その女性が来店したのは、少し落ち着き始めた頃だった。
「こんにちは。」
「こんにちは。いらっしゃいませ。」
紬が顔を上げる。時々ククノチに来る女性だった。女性は店内を見回し、それからスープの黒板を見た。
「スープセット、始めたのね。」
「はい。昨日からです。」
「じゃあ、それをいただこうかしら。」
「ありがとうございます。」
紬はスープの準備を始めた。女性はパンの棚の前に立つ。いくつかのパンを眺めたあと、ひとつのパンの前で足を止めた。
「……これにしようかしら」
手に取ったのは、バケットだった。紬がそのパンを受け取った。指先に、かすかな感情が触れる。迷い、寂しさ。そして、パンを渡して仲直りしたいとという気持ち。紬は、パンを見た。
「どなたかへ買って行かれるのですか?」
女性は少し驚いたように紬を見る。
「あら。分かる?」
「いつも好まれいるパンと違いましたので。」
紬は、すぐに付け加えた。
「違ったらすみません。」
「いいえ。」
女性は少し笑った。
「娘に持って行こうと思っているのよ。」
「娘さんに?」
「ええ。」
女性は、バケットを見た。
「近くに住んでいるんだけどね。」
そこまで言って、少し黙る。
「ちょっと、喧嘩をしているの。」
紬は何も言わずに聞いた。
「大した喧嘩じゃないのよ。たぶん。」
女性は苦笑した。
「でも、何となくこちらから連絡しづらくて。向こうも連絡してこないし。」
女性は、手の中のパンを見た。
「だから、これを持って行こうかなって。でも、今さらパンなんて持って行っても、変かしら」
紬は少し考えた。パンから伝わってきた感情は、寂しさ。この人は、娘に会いたい。けれど、会いに行く理由を探している。紬は、パンを女性に差し出した。

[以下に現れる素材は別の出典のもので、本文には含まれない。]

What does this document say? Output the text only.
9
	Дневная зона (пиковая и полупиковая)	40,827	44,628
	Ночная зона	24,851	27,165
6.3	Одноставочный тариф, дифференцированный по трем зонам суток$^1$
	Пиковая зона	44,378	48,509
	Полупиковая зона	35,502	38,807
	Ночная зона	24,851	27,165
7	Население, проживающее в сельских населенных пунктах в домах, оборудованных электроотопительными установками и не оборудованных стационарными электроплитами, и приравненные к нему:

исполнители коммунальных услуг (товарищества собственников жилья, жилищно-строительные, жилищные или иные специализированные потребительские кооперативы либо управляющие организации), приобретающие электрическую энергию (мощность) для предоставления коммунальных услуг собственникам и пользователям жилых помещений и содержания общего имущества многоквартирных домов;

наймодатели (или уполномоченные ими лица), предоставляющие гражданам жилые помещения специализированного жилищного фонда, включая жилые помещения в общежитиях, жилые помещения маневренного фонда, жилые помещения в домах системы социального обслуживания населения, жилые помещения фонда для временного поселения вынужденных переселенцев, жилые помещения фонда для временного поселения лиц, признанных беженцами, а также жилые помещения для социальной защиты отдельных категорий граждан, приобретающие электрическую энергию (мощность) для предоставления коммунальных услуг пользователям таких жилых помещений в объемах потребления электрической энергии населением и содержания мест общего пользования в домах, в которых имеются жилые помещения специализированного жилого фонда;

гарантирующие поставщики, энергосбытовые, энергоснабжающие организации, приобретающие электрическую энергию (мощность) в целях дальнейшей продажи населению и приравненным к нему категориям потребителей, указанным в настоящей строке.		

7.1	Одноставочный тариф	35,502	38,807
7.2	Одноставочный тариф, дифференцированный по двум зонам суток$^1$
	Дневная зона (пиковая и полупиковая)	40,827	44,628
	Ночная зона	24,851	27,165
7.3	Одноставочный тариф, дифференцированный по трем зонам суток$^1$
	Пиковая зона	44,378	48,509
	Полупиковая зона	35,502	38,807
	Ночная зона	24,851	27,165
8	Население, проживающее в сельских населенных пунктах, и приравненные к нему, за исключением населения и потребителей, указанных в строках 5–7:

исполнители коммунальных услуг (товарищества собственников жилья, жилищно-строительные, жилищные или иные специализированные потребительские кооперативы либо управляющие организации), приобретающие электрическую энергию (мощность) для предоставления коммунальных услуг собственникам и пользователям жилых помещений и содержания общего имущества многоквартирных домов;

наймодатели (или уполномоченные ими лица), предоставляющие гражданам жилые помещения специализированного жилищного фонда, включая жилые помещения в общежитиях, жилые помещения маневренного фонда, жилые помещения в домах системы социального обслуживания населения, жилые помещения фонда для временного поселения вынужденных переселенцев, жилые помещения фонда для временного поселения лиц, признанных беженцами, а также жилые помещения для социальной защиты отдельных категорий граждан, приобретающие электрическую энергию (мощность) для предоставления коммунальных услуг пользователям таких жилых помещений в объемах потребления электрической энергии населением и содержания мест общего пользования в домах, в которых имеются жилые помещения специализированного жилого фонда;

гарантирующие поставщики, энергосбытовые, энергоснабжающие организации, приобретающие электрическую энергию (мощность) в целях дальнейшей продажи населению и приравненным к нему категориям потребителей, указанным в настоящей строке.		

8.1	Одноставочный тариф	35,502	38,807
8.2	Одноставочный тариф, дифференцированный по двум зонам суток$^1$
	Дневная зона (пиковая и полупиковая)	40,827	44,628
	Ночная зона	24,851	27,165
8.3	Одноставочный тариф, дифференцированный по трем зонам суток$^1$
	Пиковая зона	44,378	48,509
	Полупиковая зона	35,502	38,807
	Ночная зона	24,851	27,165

「娘さんの好物を持って行くのは、変じゃないと思います。」
女性が顔を上げた。
「そう?」
「はい。」
紬は微笑んだ。
「パンを渡して、すぐに仲直りできなくても。」
女性は黙って聞いている。
「まず、会いに行くきっかけにはなるかもしれません。」
女性は、しばらくバケットを見ていた。それから、小さく息を吐いた。
「……そうね。」
迷いが、ほんの少しだけ薄くなった。
「行ってみようかしら。」
「ええ。」
紬は頷いた。
「きっと、喜ばれると思います。」
言ってから、紬は少しだけ考えた。なぜそう思ったのか、自分でも分からなかった。けれど、女性は微笑んだ。
「そうだといいわね。」
会計を済ませる。女性はパンの入った袋を受け取った。
「ありがとうございました。」
「こちらこそ。」
女性は扉の前で一度振り返った。
「……行ってみるわ。勇気をありがとう。」
「はい!」
紬は笑った。
「お気をつけて。」
女性が店を出ていく。紬は、その背中が通りの向こうへ消えるまで見送った。
厨房の奥で、千鶴が鍋の蓋を閉じた。
「ええこと言うようになったねえ。」
「そうかな?」
紬は振り返った。
「たまたまだよ。、」
「たまたまでも、言えん時もあるんよ」
千鶴はそう言って、また鍋の方へ向き直った。紬は、少しだけ考えた。それから、店内を見回す。
午後になっても、スープセットはよく売れた。最初は一鍋で足りると思っていたスープが、思ったより早くなくなった。
「これ、もう少し作っておけばよかったね。」
紬が空になった鍋を見て言う。
「初日から売り切れなら、上出来じゃない。」
千鶴が笑った。
「そうかな?」
「そうよ。」
紬は、店内の棚を見た。パンも、いつもより少なくなっている。
夕方が近づき、ようやく店内に静けさが戻ってきた。紬は、ふと時計を見た。そろそろ、蓮が来る頃だった。いつもなら、この時間に仕事帰りの蓮が店に立ち寄る。
紬は、無意識に棚の端へ視線を向けた。今日は、朝から忙しくて。スープも、パンも。気がつけば、ほとんど売れてしまっていた。紬は、空になった棚を見た。
「……あ」
小さく声が漏れる。そして、少し困ったように呟いた。
「先生の分、なくなったな……」
いつもは、好きそうなパンをいくつか残しておくこともあった。
千鶴は、紬が少しだけ残念そうに棚を見つめている姿を、静かに見守っていた。